Появился Борис Голицын. Что-то говорил мне, но я не слышал, отходя от напряжения. Набежавшие ещё люди стали оттеснять меня от пожара. Я побрёл в собор. За спиной полыхал терем, который построил своей молодой жене отец Петра.

* * *

На следующий день мы стали собираться в Преображенское. И сборы эти затянулись на несколько дней.

Остальной дворец и патриарший двор сумели отстоять, разобрав переходы и поливая водой стены. Ветра по счастью не было, а прошедший на закате дождь не позволил кремлевскому пожару разрастись. Временно мы гостили у патриарха. В большой дворец нас не пустили, ссылаясь на его ремонт.

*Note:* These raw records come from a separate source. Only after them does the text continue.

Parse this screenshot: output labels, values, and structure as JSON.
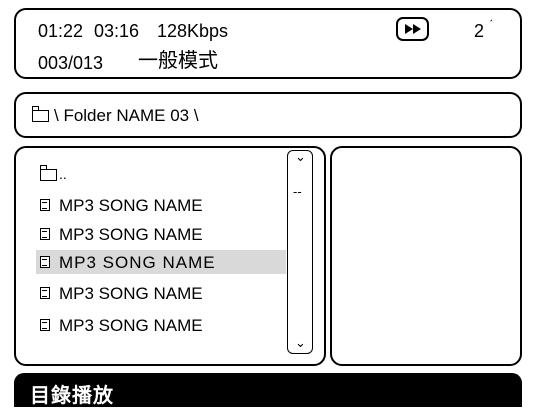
{
  "status": {
    "elapsed": "01:22",
    "total": "03:16",
    "bitrate": "128Kbps",
    "track": "003/013",
    "mode": "一般模式",
    "repeat_num": "2",
    "ff_icon": "fast-forward-icon"
  },
  "path": {
    "folder_icon": "folder-icon",
    "text": "\\ Folder NAME 03 \\"
  },
  "list": {
    "parent": "..",
    "items": [
      {
        "label": "MP3 SONG NAME",
        "selected": false
      },
      {
        "label": "MP3 SONG NAME",
        "selected": false
      },
      {
        "label": "MP3 SONG NAME",
        "selected": true
      },
      {
        "label": "MP3 SONG NAME",
        "selected": false
      },
      {
        "label": "MP3 SONG NAME",
        "selected": false
      }
    ],
    "scroll_marker": "--"
  },
  "footer": {
    "title": "目錄播放"
  },
  "colors": {
    "selection": "#d9d9d9",
    "footer_bg": "#000000",
    "footer_text": "#ffffff"
  }
}
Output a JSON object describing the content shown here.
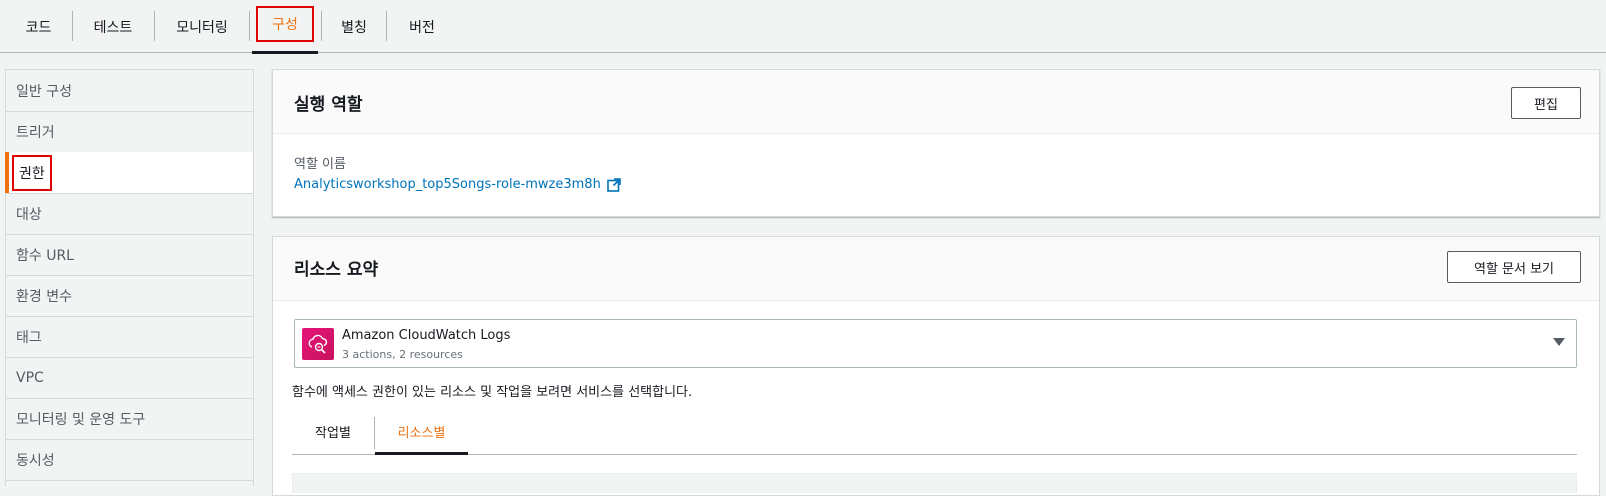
{
  "top_tabs": [
    {
      "label": "코드"
    },
    {
      "label": "테스트"
    },
    {
      "label": "모니터링"
    },
    {
      "label": "구성"
    },
    {
      "label": "별칭"
    },
    {
      "label": "버전"
    }
  ],
  "active_top_tab": "구성",
  "sidebar": {
    "items": [
      {
        "label": "일반 구성"
      },
      {
        "label": "트리거"
      },
      {
        "label": "권한"
      },
      {
        "label": "대상"
      },
      {
        "label": "함수 URL"
      },
      {
        "label": "환경 변수"
      },
      {
        "label": "태그"
      },
      {
        "label": "VPC"
      },
      {
        "label": "모니터링 및 운영 도구"
      },
      {
        "label": "동시성"
      }
    ],
    "active": "권한"
  },
  "execution_role": {
    "title": "실행 역할",
    "edit_label": "편집",
    "role_name_label": "역할 이름",
    "role_name": "Analyticsworkshop_top5Songs-role-mwze3m8h"
  },
  "resource_summary": {
    "title": "리소스 요약",
    "view_doc_label": "역할 문서 보기",
    "service": {
      "name": "Amazon CloudWatch Logs",
      "detail": "3 actions, 2 resources"
    },
    "hint": "함수에 액세스 권한이 있는 리소스 및 작업을 보려면 서비스를 선택합니다.",
    "tabs": [
      {
        "label": "작업별"
      },
      {
        "label": "리소스별"
      }
    ],
    "active_tab": "리소스별"
  },
  "colors": {
    "accent": "#ec7211",
    "link": "#0073bb",
    "highlight_box": "#e00000",
    "service_icon": "#e7157b"
  }
}
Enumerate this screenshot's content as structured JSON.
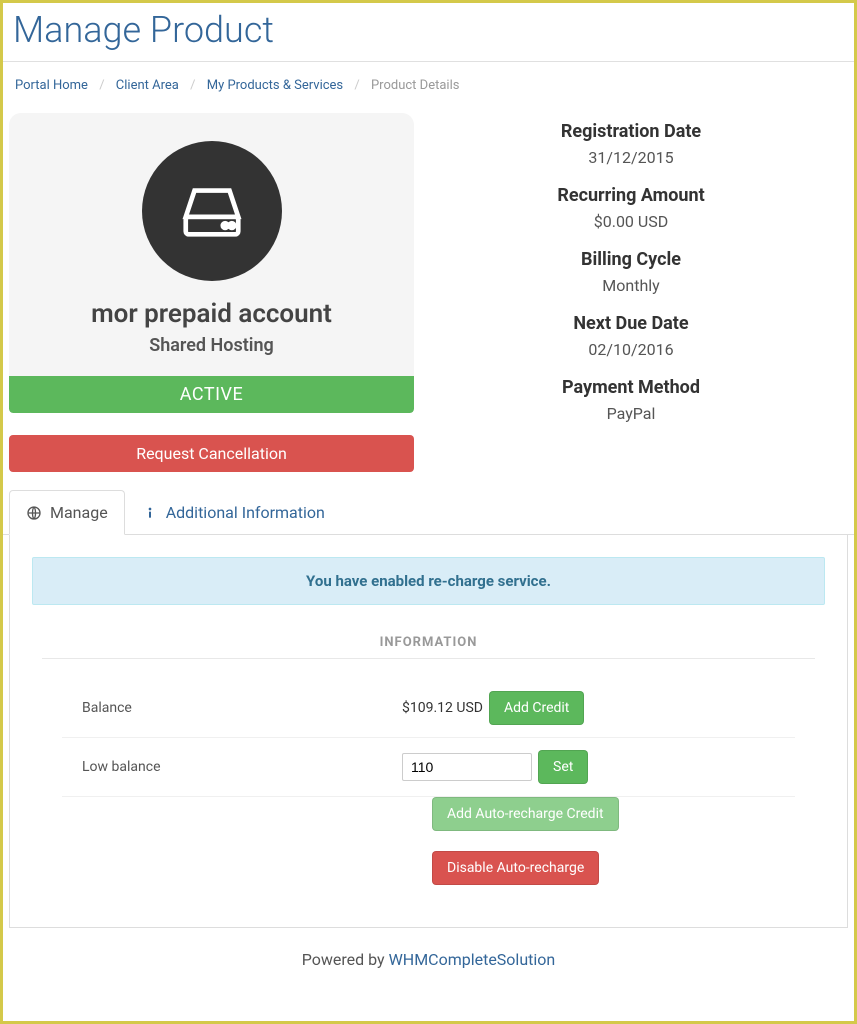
{
  "page_title": "Manage Product",
  "breadcrumb": {
    "home": "Portal Home",
    "client_area": "Client Area",
    "products": "My Products & Services",
    "current": "Product Details"
  },
  "product": {
    "name": "mor prepaid account",
    "group": "Shared Hosting",
    "status": "ACTIVE"
  },
  "cancel_button": "Request Cancellation",
  "details": {
    "reg_date_label": "Registration Date",
    "reg_date_value": "31/12/2015",
    "recurring_label": "Recurring Amount",
    "recurring_value": "$0.00 USD",
    "cycle_label": "Billing Cycle",
    "cycle_value": "Monthly",
    "due_label": "Next Due Date",
    "due_value": "02/10/2016",
    "payment_label": "Payment Method",
    "payment_value": "PayPal"
  },
  "tabs": {
    "manage": "Manage",
    "additional": "Additional Information"
  },
  "alert_message": "You have enabled re-charge service.",
  "info_header": "INFORMATION",
  "balance": {
    "label": "Balance",
    "value": "$109.12 USD",
    "add_button": "Add Credit"
  },
  "low_balance": {
    "label": "Low balance",
    "value": "110",
    "set_button": "Set"
  },
  "actions": {
    "add_auto": "Add Auto-recharge Credit",
    "disable_auto": "Disable Auto-recharge"
  },
  "footer": {
    "powered_by": "Powered by ",
    "link_text": "WHMCompleteSolution"
  }
}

Никиту Зотова схватили и бросили в разбойный приказ, обвинив в поджоге. Многие из стрельцов, оказавшихся на пожаре в моих покоях и пытавшихся тушить, видели, что занялось изначально у опрокинутой лампы. Учителю грозила реальная смерть. Я в отчаянии не знал, что сделать, как спасти его. Дома он не был и даже из Кремля не выходил. Алиби ему никто не мог предоставить. Софья с Милославскими решили хоть так уничтожить кого-то из моих близких. Хорошо, что розыск о пожаре чинил сам новый глава Разбойного приказа князь Ромодановский. Наши противники поначалу вообще никакого дознания проводить не хотели. Требовали немедля казнить дьяка, а заводы его изничтожить. Но тут царица проявила твердость, сказав, что не верит в умысел Никиты Моисеевича на убийство, и настояла на кандидатуре Федора Юрьевича.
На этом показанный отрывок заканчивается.